1. kısa süreli yaşadığım yerlerden bile bir ömürlük eşya ve anıyı sırtlanmış olarak ayrıldım. başka hiçbir şeyim olmasa bile yığınla gazetem, dergim, kitaplarım, yaşadığım yeri hatırlatacak çoğu insan için ıvır zıvır denebilecek bir sürü irili ufaklı eşyam oldu. ayrılmamın üzerinden yıllar geçtikten sonra doğduğum ve büyüdüğüm eve geri dönerken ilk radikal kopuşumu yaşadım bu biriktirdiklerimden. kesinlikle acılı bir ilkti ama şarttı. ruhumdan da bir şeyleri bırakıp dönmüştüm gerçi. travmatikti bir çok sebepten.

    taşınmaları sevmedim hala da sevmem. kökü olmayan bir ağacım ben. dünya üzerinde kendimi özdeşleştirdiğim tek canlı da bir ağaç keza. adımdan anlaşılacağı üzere. insanın köksüzlüğüne ve yersiz yurtsuzluğuna inat hep köklenmek istedim hayatım boyunca. gittiğim yerlerde uzun uzun da yaşasam aslında mış gibi yaptım çünkü yaşadığımı hissedemedim. ve bir an önce geri döndüm köklerimi salmak istediğim yere. biliyorum hiç sağlıklı değil. ama şimdilik ötesini başarabildiğim söylenemez. oysa insan gidebilmeyi de başarabilmeli kalabildiği ve dönebildiği gibi.
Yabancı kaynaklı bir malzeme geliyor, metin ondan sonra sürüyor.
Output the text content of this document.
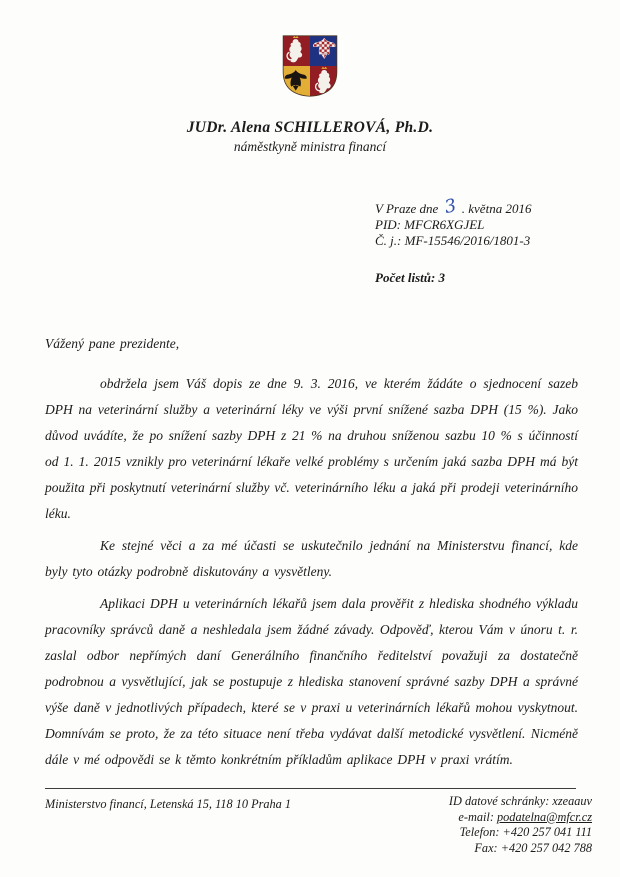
JUDr. Alena SCHILLEROVÁ, Ph.D.
náměstkyně ministra financí
V Praze dne 3 . května 2016
PID: MFCR6XGJEL
Č. j.: MF-15546/2016/1801-3
Počet listů: 3

Vážený pane prezidente,

obdržela jsem Váš dopis ze dne 9. 3. 2016, ve kterém žádáte o sjednocení sazeb DPH na veterinární služby a veterinární léky ve výši první snížené sazba DPH (15 %). Jako důvod uvádíte, že po snížení sazby DPH z 21 % na druhou sníženou sazbu 10 % s účinností od 1. 1. 2015 vznikly pro veterinární lékaře velké problémy s určením jaká sazba DPH má být použita při poskytnutí veterinární služby vč. veterinárního léku a jaká při prodeji veterinárního léku.

Ke stejné věci a za mé účasti se uskutečnilo jednání na Ministerstvu financí, kde byly tyto otázky podrobně diskutovány a vysvětleny.

Aplikaci DPH u veterinárních lékařů jsem dala prověřit z hlediska shodného výkladu pracovníky správců daně a neshledala jsem žádné závady. Odpověď, kterou Vám v únoru t. r. zaslal odbor nepřímých daní Generálního finančního ředitelství považuji za dostatečně podrobnou a vysvětlující, jak se postupuje z hlediska stanovení správné sazby DPH a správné výše daně v jednotlivých případech, které se v praxi u veterinárních lékařů mohou vyskytnout. Domnívám se proto, že za této situace není třeba vydávat další metodické vysvětlení. Nicméně dále v mé odpovědi se k těmto konkrétním příkladům aplikace DPH v praxi vrátím.

Ministerstvo financí, Letenská 15, 118 10 Praha 1	ID datové schránky: xzeaauv
e-mail: podatelna@mfcr.cz
Telefon: +420 257 041 111
Fax: +420 257 042 788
    sonra? sonrası yok... bu aralar hep bu şiiri okurken buluyorum kendimi yıllar sonra yeniden. her okuduğumda başka bir şey anlatıyor öte yandan.

    "'bir başka ülkeye, bir başka denize giderim', dedin
    'bundan daha iyi bir başka şehir bulunur elbet.
    her çabam kaderin olumsuz bir yargısıyla karşı karşıya;
    -bir ceset gibi- gömülü kalbim.
    aklım daha ne kadar kalacak bu çorak ülkede?
    yüzümü nereye çevirsem, nereye baksam,
    kara yıkıntılarını görüyorum ömrümün,
    boşuna bunca yıl tükettiğim bu ülkede.'

    yeni bir ülke bulamazsın, başka bir deniz bulamazsın.
    bu şehir arkandan gelecektir.
    sen gene aynı sokaklarda dolaşacaksın,
    aynı mahallede kocayacaksın;
    aynı evlerde kır düşecek saçlarına.
    dönüp dolaşıp bu şehre geleceksin sonunda.
    başka bir şey umma-
    ömrünü nasıl tükettiysen burada, bu köşecikte,
    öyle tükettin demektir bütün yeryüzünü de."